3.00    6.00    9.00    12.00
6.00    12.00   18.00   24.00
9.00    18.00   27.00   36.00
12.00   24.00   36.00   48.00

cycle count 180


gabor

Hi folks!

Sorry for the late answer. I made a few steps in the topic. I'll post it later because I don't want to present it in a immature state.

My results are in the office on a 3.0GHz P4:
Testing vector normalization with FPU
cycle count 140

Testing vector normalization with SSE
cycle count 56

Testing matrix multiplication with FPU
cycle count 452

Testing matrix multiplication with SSE
cycle count 187


I'm coding some quaternion operations right now...

Greets, Gábor

Rockoon

56 cycles is still way too much for SSE vector normalization.. something is wrong.
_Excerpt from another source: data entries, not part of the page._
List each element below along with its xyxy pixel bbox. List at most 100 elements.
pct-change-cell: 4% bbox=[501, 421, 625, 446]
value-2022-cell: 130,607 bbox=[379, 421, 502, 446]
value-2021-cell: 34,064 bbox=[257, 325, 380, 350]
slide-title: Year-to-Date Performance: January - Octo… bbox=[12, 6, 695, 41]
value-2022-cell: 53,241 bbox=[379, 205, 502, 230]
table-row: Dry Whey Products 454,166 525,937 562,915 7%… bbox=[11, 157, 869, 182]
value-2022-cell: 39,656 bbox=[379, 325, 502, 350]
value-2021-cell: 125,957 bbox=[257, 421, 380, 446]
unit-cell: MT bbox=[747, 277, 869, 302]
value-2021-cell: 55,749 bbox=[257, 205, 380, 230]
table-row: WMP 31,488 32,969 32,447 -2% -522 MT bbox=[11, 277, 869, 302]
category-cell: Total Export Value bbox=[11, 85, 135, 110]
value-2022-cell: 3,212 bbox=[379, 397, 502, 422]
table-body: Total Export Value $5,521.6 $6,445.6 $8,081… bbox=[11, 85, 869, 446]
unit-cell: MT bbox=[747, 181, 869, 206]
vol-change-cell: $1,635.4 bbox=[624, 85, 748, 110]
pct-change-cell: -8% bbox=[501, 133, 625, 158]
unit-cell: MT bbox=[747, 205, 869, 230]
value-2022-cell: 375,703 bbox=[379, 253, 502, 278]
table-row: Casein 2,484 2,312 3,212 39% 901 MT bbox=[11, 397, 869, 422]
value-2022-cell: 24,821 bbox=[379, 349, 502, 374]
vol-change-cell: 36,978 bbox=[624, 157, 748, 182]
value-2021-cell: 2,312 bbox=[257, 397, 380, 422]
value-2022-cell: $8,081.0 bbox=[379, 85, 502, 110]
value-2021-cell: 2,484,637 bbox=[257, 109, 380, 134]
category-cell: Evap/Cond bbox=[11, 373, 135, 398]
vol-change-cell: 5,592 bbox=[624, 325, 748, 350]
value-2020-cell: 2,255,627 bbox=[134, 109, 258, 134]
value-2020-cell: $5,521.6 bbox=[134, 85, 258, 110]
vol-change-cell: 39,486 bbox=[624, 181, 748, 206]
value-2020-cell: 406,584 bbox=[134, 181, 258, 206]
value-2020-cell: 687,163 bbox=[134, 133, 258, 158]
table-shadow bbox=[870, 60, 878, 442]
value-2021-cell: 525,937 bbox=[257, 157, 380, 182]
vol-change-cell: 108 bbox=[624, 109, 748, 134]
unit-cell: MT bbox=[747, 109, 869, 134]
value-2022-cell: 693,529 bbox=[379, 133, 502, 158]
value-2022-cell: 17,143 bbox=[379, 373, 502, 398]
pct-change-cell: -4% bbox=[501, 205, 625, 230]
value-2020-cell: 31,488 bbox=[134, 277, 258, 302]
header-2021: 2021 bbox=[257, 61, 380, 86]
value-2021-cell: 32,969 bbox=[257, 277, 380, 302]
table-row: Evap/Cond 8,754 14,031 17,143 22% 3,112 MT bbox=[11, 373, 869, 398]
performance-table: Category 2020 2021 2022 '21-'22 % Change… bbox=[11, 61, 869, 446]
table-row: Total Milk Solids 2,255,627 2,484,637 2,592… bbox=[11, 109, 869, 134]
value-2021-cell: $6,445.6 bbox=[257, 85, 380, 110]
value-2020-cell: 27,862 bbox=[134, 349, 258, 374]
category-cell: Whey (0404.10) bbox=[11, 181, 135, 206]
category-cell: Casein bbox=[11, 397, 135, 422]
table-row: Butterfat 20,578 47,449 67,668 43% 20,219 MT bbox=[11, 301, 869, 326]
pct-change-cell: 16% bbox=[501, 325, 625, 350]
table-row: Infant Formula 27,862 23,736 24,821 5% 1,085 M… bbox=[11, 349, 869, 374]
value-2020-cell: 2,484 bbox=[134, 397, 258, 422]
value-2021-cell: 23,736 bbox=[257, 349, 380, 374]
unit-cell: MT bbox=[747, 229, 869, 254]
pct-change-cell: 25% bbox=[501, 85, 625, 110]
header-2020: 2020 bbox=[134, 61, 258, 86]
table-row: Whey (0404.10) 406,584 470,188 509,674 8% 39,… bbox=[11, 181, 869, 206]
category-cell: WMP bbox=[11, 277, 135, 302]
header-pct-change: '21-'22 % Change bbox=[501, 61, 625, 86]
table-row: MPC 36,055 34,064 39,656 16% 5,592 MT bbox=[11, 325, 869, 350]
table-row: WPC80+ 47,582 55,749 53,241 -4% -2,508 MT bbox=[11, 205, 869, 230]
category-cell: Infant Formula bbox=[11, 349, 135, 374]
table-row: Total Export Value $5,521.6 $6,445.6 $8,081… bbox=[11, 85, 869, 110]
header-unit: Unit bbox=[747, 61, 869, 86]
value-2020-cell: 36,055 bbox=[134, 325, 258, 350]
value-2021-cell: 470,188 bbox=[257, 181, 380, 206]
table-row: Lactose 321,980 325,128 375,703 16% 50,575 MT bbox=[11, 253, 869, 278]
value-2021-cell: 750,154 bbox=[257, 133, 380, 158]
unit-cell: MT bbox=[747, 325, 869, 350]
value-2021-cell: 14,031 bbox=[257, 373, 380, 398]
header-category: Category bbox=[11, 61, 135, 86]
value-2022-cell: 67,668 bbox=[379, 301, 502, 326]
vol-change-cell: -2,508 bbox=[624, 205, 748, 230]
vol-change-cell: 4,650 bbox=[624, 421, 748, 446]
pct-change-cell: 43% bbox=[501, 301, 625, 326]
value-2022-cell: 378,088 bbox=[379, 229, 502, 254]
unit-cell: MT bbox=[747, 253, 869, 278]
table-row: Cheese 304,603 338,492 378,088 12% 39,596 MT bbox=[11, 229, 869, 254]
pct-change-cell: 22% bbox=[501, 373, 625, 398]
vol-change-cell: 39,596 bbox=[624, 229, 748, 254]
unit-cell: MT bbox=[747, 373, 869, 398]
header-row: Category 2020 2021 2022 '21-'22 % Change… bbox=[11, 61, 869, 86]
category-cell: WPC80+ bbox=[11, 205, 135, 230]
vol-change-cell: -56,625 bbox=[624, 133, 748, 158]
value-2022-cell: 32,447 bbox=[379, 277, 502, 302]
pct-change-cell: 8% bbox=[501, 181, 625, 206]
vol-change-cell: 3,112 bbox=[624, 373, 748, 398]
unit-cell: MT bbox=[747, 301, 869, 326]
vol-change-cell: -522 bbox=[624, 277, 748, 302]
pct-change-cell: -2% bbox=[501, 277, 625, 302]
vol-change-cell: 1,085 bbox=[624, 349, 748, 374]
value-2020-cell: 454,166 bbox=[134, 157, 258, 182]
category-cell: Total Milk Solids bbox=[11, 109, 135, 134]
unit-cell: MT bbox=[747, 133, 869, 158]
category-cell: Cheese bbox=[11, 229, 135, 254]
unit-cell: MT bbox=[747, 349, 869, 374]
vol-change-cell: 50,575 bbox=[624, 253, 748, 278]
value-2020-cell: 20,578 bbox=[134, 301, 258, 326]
Using only SSE scaler ops:

3 loads
3 multiplications
2 additions
1 reciprocal sqrt
3 more multiplications
3 stores
1 function return
----
16 instructions total


The worst latency here should be the rsqrtss at 4 clock latency on the P4, the rest should be between 1 and 3. You seem to be averaging 3.5 clock cycles per instruction, an instruction throughput of only 0.286 per cycle.

Something is wrong with this picture. The P4 sucks, but it doesnt suck that badly.
When C++ compilers can be coerced to emit rcl and rcr, I *might* consider using one.